Good friends and romantic partners, for example, tend to do this naturally.
Is the person you are sitting across from soft-spoken? Does he speak slowly, smile and laugh a lot? Is his notepad on the desk or his lap, does he take copious notes, are his legs crossed, is he leaning forward or backward? These are important things to notice and reflect in your own body language.
Two terms often heard in the field of neurolinguistics are mirroring and matching. “Mirroring occurs when you copy a person’s body language as if you were that person’s reflection in a mirror,” said Brown. “If the person you are facing leans to the left, for example, you lean to the right. In other words, you might both lean towards the door.
“Precisely mirroring another person at exactly the same time can be too intense,” said Brown. “It can actually backfire by making the person too uncomfortable. The only time mirroring works well is when you are sitting across from someone who is very stiff and symmetrical.”
Almost always, you want to match rather than mirror the person you are speaking with. “When you match, you copy the person more loosely,” said Brown. “If the person you are facing leans to the left, you lean to your left – the other way from a mirror image. If the other person leans towards the door, you would lean away from the door.
“You don’t want to do this immediately after the other person moves,” said Brown, “but perhaps five or ten seconds later, or when it is your turn to speak.

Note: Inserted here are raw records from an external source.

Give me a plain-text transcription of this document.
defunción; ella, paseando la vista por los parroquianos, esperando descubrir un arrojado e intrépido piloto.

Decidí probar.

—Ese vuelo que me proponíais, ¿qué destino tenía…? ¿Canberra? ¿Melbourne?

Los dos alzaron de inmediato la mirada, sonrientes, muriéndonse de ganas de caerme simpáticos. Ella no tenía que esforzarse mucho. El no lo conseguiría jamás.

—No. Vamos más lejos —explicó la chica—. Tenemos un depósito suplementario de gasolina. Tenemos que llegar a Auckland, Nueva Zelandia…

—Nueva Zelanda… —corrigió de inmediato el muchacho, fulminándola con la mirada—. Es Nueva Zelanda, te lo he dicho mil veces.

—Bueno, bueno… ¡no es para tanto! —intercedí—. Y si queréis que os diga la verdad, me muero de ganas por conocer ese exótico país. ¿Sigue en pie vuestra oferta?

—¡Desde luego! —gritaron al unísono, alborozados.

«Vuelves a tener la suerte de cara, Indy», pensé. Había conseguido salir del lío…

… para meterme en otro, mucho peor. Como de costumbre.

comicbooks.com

“When having a conversation, it is a good idea to stand or sit at a 45-degree angle to the person on whom you want to make a positive impression,” said Brown. “Standing or sitting right across from someone and staring them straight in the eye can be seen as confrontational and put that person on his or her guard, rather than creating rapport.”
* Certified Speaking Professional (CSP), conferred by the National Speakers Association is the speaking profession’s international measure of professional platform proficiency. Less than 10 percent of speakers have earned this credential and are recognized as some of the best in their fields. Stephanie was one of only five professional speakers in Canada (and the only woman) to attain this designation in 2013.